First thing that we need to do now is creating a new dataframe to store our output after model prediction, which consists of Customer ID and the 5 products that are being recommended to them.

In [26]:
def create_output(model, users_to_recommend, n_rec):

    recomendation = model.recommend(users=users_to_recommend, k=n_rec)
    df_rec = recomendation.to_dataframe()
    df_rec['RecommendedProducts'] = df_rec.groupby([customer_id])[item_id].transform(lambda x: '|'.join(x.astype(str)))
    df_output = df_rec[['Customer ID', 'RecommendedProducts']].drop_duplicates().sort_values('Customer ID').set_index('Customer ID')

    return df_output

In [27]:
df_output = create_output(final_model, customer_to_recommend, n_rec)
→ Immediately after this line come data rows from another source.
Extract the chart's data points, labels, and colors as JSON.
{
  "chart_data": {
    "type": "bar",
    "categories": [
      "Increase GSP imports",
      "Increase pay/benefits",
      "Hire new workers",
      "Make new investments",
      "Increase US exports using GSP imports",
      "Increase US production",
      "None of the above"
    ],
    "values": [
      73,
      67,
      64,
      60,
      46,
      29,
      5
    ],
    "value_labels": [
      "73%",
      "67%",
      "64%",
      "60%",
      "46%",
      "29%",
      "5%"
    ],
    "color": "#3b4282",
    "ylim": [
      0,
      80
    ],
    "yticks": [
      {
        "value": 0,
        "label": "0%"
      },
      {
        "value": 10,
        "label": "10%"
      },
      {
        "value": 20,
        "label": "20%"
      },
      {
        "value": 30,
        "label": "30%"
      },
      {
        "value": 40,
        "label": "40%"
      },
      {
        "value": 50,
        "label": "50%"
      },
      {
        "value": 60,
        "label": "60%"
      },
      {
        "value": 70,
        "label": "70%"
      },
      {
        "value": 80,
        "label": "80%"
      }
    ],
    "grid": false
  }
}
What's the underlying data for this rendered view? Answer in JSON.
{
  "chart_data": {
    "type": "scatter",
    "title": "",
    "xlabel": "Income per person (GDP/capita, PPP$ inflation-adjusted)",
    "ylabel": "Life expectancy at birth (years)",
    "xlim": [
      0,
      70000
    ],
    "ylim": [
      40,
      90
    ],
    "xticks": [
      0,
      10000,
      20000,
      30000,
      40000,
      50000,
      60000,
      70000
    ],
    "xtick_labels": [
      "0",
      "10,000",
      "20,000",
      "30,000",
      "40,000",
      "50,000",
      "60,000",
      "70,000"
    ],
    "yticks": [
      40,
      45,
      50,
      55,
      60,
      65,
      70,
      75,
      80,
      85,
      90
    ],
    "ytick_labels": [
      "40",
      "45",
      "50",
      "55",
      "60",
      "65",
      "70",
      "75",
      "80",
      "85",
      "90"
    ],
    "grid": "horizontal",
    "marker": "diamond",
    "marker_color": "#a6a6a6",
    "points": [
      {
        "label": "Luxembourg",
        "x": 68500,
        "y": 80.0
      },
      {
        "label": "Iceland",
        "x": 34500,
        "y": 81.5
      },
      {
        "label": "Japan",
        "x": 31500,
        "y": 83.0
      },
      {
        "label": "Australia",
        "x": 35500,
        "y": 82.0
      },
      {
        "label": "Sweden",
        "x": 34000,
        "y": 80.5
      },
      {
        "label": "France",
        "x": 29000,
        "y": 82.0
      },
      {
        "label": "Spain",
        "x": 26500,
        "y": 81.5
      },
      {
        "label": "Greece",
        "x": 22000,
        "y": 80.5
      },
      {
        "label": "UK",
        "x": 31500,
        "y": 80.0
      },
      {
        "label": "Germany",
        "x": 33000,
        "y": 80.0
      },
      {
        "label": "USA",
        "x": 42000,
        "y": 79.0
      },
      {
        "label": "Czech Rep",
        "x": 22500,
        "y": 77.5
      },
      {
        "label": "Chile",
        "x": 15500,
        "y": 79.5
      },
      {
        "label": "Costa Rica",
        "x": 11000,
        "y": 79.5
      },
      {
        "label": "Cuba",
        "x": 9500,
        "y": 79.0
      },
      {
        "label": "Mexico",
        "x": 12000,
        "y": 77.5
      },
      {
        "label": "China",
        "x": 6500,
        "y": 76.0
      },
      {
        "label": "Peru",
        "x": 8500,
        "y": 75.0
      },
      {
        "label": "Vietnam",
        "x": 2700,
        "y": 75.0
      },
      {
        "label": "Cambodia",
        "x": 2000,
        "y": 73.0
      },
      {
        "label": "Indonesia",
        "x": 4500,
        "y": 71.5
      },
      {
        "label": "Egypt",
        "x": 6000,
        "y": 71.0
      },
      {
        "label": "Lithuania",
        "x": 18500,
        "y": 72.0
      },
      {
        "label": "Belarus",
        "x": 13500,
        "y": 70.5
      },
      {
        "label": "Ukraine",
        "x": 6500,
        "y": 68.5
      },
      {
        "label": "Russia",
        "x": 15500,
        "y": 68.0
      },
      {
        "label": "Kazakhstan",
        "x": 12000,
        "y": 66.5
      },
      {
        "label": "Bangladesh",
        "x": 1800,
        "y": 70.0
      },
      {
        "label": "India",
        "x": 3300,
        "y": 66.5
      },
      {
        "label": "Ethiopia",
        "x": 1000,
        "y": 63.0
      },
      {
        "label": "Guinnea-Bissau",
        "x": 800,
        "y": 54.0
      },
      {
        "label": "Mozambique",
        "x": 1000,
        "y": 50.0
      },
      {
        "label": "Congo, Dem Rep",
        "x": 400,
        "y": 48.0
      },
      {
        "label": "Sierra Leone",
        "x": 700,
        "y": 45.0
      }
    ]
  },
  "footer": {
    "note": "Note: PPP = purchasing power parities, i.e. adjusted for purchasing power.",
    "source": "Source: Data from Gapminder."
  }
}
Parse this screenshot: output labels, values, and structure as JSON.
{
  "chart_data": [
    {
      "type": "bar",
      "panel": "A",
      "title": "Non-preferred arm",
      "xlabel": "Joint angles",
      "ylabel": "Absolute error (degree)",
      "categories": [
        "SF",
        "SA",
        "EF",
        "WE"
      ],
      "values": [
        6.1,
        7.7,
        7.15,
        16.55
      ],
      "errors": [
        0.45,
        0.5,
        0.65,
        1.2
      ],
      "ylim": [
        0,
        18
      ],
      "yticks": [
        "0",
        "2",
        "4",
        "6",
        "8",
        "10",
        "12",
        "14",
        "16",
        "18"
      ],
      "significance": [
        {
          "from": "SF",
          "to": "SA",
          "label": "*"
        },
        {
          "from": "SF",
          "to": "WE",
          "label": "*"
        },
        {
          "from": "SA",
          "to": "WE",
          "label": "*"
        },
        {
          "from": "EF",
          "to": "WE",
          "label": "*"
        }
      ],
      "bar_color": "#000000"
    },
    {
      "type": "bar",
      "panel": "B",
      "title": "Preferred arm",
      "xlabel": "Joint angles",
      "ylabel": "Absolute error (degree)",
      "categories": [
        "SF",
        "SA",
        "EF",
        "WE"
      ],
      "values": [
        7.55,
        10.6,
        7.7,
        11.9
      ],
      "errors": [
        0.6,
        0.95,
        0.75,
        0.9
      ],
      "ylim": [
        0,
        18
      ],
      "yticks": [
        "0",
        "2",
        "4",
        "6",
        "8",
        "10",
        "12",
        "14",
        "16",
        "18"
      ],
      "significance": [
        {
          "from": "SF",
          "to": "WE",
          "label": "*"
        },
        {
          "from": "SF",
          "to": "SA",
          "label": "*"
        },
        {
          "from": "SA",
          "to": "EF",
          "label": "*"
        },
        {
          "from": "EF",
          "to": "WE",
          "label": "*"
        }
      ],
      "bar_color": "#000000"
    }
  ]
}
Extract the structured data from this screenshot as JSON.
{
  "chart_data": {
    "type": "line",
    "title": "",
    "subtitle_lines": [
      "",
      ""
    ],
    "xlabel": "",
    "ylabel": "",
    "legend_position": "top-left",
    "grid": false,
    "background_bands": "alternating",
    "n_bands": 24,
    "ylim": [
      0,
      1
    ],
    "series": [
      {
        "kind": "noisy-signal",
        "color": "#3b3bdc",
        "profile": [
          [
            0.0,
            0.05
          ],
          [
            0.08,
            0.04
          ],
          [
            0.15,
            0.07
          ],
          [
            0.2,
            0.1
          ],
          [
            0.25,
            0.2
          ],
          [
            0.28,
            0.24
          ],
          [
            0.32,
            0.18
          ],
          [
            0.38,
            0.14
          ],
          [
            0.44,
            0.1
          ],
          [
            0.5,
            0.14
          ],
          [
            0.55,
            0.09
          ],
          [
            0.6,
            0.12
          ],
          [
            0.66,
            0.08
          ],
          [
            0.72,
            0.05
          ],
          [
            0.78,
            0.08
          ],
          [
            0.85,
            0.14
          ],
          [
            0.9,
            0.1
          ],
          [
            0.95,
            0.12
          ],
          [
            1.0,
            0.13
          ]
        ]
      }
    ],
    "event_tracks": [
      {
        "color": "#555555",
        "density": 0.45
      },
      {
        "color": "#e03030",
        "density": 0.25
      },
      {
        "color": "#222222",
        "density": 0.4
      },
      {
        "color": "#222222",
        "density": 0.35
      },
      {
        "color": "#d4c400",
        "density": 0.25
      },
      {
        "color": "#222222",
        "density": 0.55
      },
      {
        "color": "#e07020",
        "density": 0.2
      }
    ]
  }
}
Next, given a customer ID, we want to look to the actual name of the products instead of the product ID. Hence, we need to create one more function which basically will take a customer ID, and then convert the product ID that are being recommended to them into an actual product name.

In [28]:
def customer_recomendation(customer_id):

    if customer_id not in df_output.index:
        print('Customer not found.')
        return customer_id
    stock_code = df_output.loc[customer_id]
    stock_code = stock_code[0].split('|')
    products = [df['Description'].loc[df['StockCode'] == x].dropna().tolist()[0] for x in stock_code]

    return products

Let's say a customer with ID 12346 buy something from our online store. The next thing that we should do is to run the collaborative filtering to find the top 5 products that they might like.

In [29]:
customer_id = 12346
products_to_recommend = customer_recomendation(customer_id)

In [30]:
for i,v in enumerate (products_to_recommend):

  print(f'Number {i+1} product to be most likely to be in customer {customer_id} basket is {v}')

Number 1 product to be most likely to be in customer 12346 basket is CREAM HEART CARD HOLDER
Number 2 product to be most likely to be in customer 12346 basket is PINK/BROWN DOTS RUFFLED UMBRELLA
Number 3 product to be most likely to be in customer 12346 basket is CUBIC MUG BLUE POLKA DOT
Number 4 product to be most likely to be in customer 12346 basket is BLACK HEART CARD HOLDER
Number 5 product to be most likely to be in customer 12346 basket is ROSE DU SUD COSMETICS BAG


As we can see above, when a customer with ID 12346 buy one item, the recommender system will recommend 5 products to them, for example Cream Heart Card Holder, Black Heart Card Holder, etc.